The hand that held Chup’s head up by its hair now shifted its grip slightly. Turning his eyes down once again, he beheld his own headless, living body being brought up close beneath his head. Its hands grasped clumsily, like a baby’s, at Draffut’s fur when they could feel it. Closer the raw neck stump came, till Chup could hear the fountaining of its blood vessels. And closer yet, until there came a pressure underneath his
chin—
His head had not been breathing, nor felt any need to breathe; now there came a choking feeling, but it entailed no pain. It ended as the first rush of lung-drawn air caught coldly in his mouth and throat. Then with a sharp tingle came the feelings of his body, awareness of his fingers clutched in fur, of his feet kicking in the air, of the gentle pressure of the great hand closed around his ribs.
That hand now bore him down, to immerse him completely in the lake once more.
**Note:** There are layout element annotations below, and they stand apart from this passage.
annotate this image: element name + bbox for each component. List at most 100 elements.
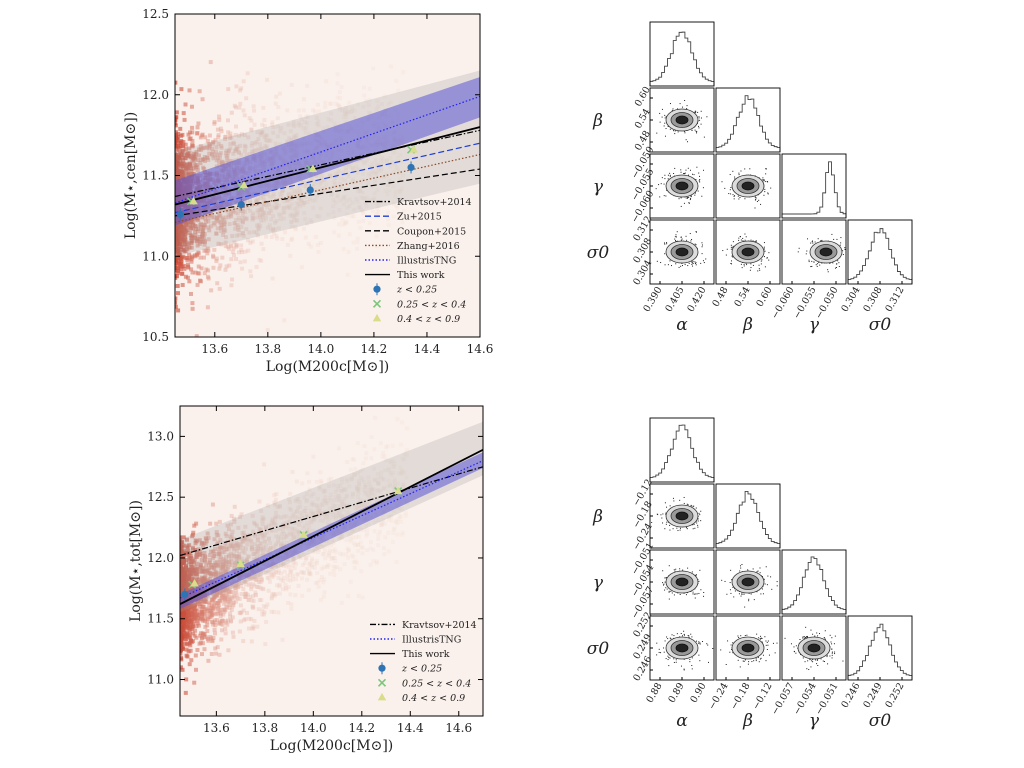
sample-dot bbox=[817, 238, 819, 240]
top-scatter-plot-area bbox=[175, 14, 480, 337]
x-tick-label: 0.246 bbox=[839, 681, 862, 710]
sample-dot bbox=[758, 268, 760, 270]
sample-dot bbox=[694, 597, 696, 599]
sample-dot bbox=[694, 261, 696, 263]
data-point bbox=[299, 530, 308, 538]
histogram-step bbox=[649, 31, 715, 86]
sample-dot bbox=[683, 633, 685, 635]
sample-dot bbox=[767, 640, 769, 642]
sample-dot bbox=[760, 263, 762, 265]
sample-dot bbox=[784, 637, 786, 639]
sample-dot bbox=[684, 173, 686, 175]
y-tick-label: 11.5 bbox=[142, 169, 169, 183]
sample-dot bbox=[697, 125, 699, 127]
sample-dot bbox=[699, 179, 701, 181]
sample-dot bbox=[665, 523, 667, 525]
x-tick-label: 14.0 bbox=[300, 721, 327, 735]
histogram-β bbox=[715, 87, 781, 153]
sample-dot bbox=[680, 633, 682, 635]
sample-dot bbox=[657, 514, 659, 516]
sample-dot bbox=[749, 168, 751, 170]
sample-dot bbox=[760, 635, 762, 637]
sample-dot bbox=[694, 129, 696, 131]
y-tick-label: 12.0 bbox=[142, 88, 169, 102]
sample-dot bbox=[811, 260, 813, 262]
sample-dot bbox=[698, 641, 700, 643]
sample-dot bbox=[695, 244, 697, 246]
sample-dot bbox=[743, 593, 745, 595]
sample-dot bbox=[824, 638, 826, 640]
sample-dot bbox=[730, 262, 732, 264]
sample-dot bbox=[695, 130, 697, 132]
sample-dot bbox=[678, 266, 680, 268]
sample-dot bbox=[729, 582, 731, 584]
sample-dot bbox=[655, 188, 657, 190]
x-tick-label: 0.390 bbox=[641, 285, 664, 314]
sample-dot bbox=[838, 262, 840, 264]
sample-dot bbox=[690, 633, 692, 635]
sample-dot bbox=[676, 633, 678, 635]
sample-dot bbox=[676, 231, 678, 233]
col-param-label: σ0 bbox=[869, 711, 892, 731]
sample-dot bbox=[765, 660, 767, 662]
sample-dot bbox=[831, 657, 833, 659]
sample-dot bbox=[806, 636, 808, 638]
sample-dot bbox=[750, 593, 752, 595]
cell-frame bbox=[649, 21, 715, 87]
sample-dot bbox=[755, 658, 757, 660]
sample-dot bbox=[766, 181, 768, 183]
sample-dot bbox=[683, 202, 685, 204]
data-point bbox=[190, 578, 199, 587]
sample-dot bbox=[688, 262, 690, 264]
sample-dot bbox=[656, 654, 658, 656]
sample-dot bbox=[687, 504, 689, 506]
sample-dot bbox=[756, 201, 758, 203]
x-tick-label: 0.48 bbox=[710, 285, 730, 309]
sample-dot bbox=[684, 132, 686, 134]
contour-inner bbox=[675, 115, 689, 125]
sample-dot bbox=[804, 637, 806, 639]
sample-dot bbox=[806, 635, 808, 637]
sample-dot bbox=[665, 658, 667, 660]
row-param-label: γ bbox=[593, 573, 604, 593]
sample-dot bbox=[746, 634, 748, 636]
sample-dot bbox=[701, 195, 703, 197]
sample-dot bbox=[703, 591, 705, 593]
sample-dot bbox=[668, 665, 670, 667]
sample-dot bbox=[669, 174, 671, 176]
sample-dot bbox=[766, 641, 768, 643]
y-tick-label: 11.0 bbox=[142, 249, 169, 263]
sample-dot bbox=[689, 199, 691, 201]
sample-dot bbox=[659, 196, 661, 198]
sample-dot bbox=[750, 263, 752, 265]
sample-dot bbox=[698, 117, 700, 119]
series-line-this-work bbox=[175, 126, 480, 206]
y-tick-label: 12.5 bbox=[142, 7, 169, 21]
sample-dot bbox=[817, 665, 819, 667]
sample-dot bbox=[687, 567, 689, 569]
sample-dot bbox=[672, 497, 674, 499]
sample-dot bbox=[808, 259, 810, 261]
sample-dot bbox=[666, 636, 668, 638]
contour-β-γ bbox=[715, 153, 781, 219]
sample-dot bbox=[660, 514, 662, 516]
sample-dot bbox=[667, 638, 669, 640]
sample-dot bbox=[684, 264, 686, 266]
sample-dot bbox=[768, 259, 770, 261]
sample-dot bbox=[665, 577, 667, 579]
sample-dot bbox=[748, 600, 750, 602]
sample-dot bbox=[698, 172, 700, 174]
sample-dot bbox=[765, 640, 767, 642]
sample-dot bbox=[748, 598, 750, 600]
data-point bbox=[407, 163, 415, 172]
sample-dot bbox=[698, 512, 700, 514]
sample-dot bbox=[670, 638, 672, 640]
sample-dot bbox=[739, 196, 741, 198]
sample-dot bbox=[672, 528, 674, 530]
sample-dot bbox=[664, 174, 666, 176]
sample-dot bbox=[740, 567, 742, 569]
sample-dot bbox=[673, 658, 675, 660]
sample-dot bbox=[691, 664, 693, 666]
contour-α-γ: −0.050−0.055−0.060 bbox=[629, 145, 715, 225]
sample-dot bbox=[666, 521, 668, 523]
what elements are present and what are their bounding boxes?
Once he was below the surface, his breathing stopped again, not by any choking or impediment but simply because it was not needed there. A man plunged into clearest, purest water would not call for a cup of muddy scum to drink; so it was that his lungs made no demand for air. Then in two hands Chup was lifted out, to be held high before an ugly, gentle face that watched him steadily.
“I came—” Chup began to speak with a shout, before he realized there was no need for loudness. The lake gave the impression of filling all the cave with waterfall-voices, as sweet as demons’ noise was foul, but yet in fact a whisper might be heard.
“I came as quickly as I could, Lord Draffut,” he said more normally. “I thank you for my life.”
“You are welcome to what help I have to give. It is long since any thanked me for it.”The voice of Draffut, deep and deliberate, was fit for a giant. His hands turned Chup like a naked babe undergoing a midwife’s last inspection. Then Draffut set him, still dripping with the lake, upon a ledge that—Chup now saw—ran all the way around the cavern. This ledge, and the huge cave’s walls and curving roof, were of some substance dark and solid as the goblet in which the demon had brought him his healing draught long days ago. The ledge was at a level but little higher than the surface of the lake. Seeing at a distance was difficult in the cavern’s glowing air, but at its farthest point from Chup the ledge seemed wider, like a beach, and there were other figures moving on it, perhaps of other beasts who tended other men.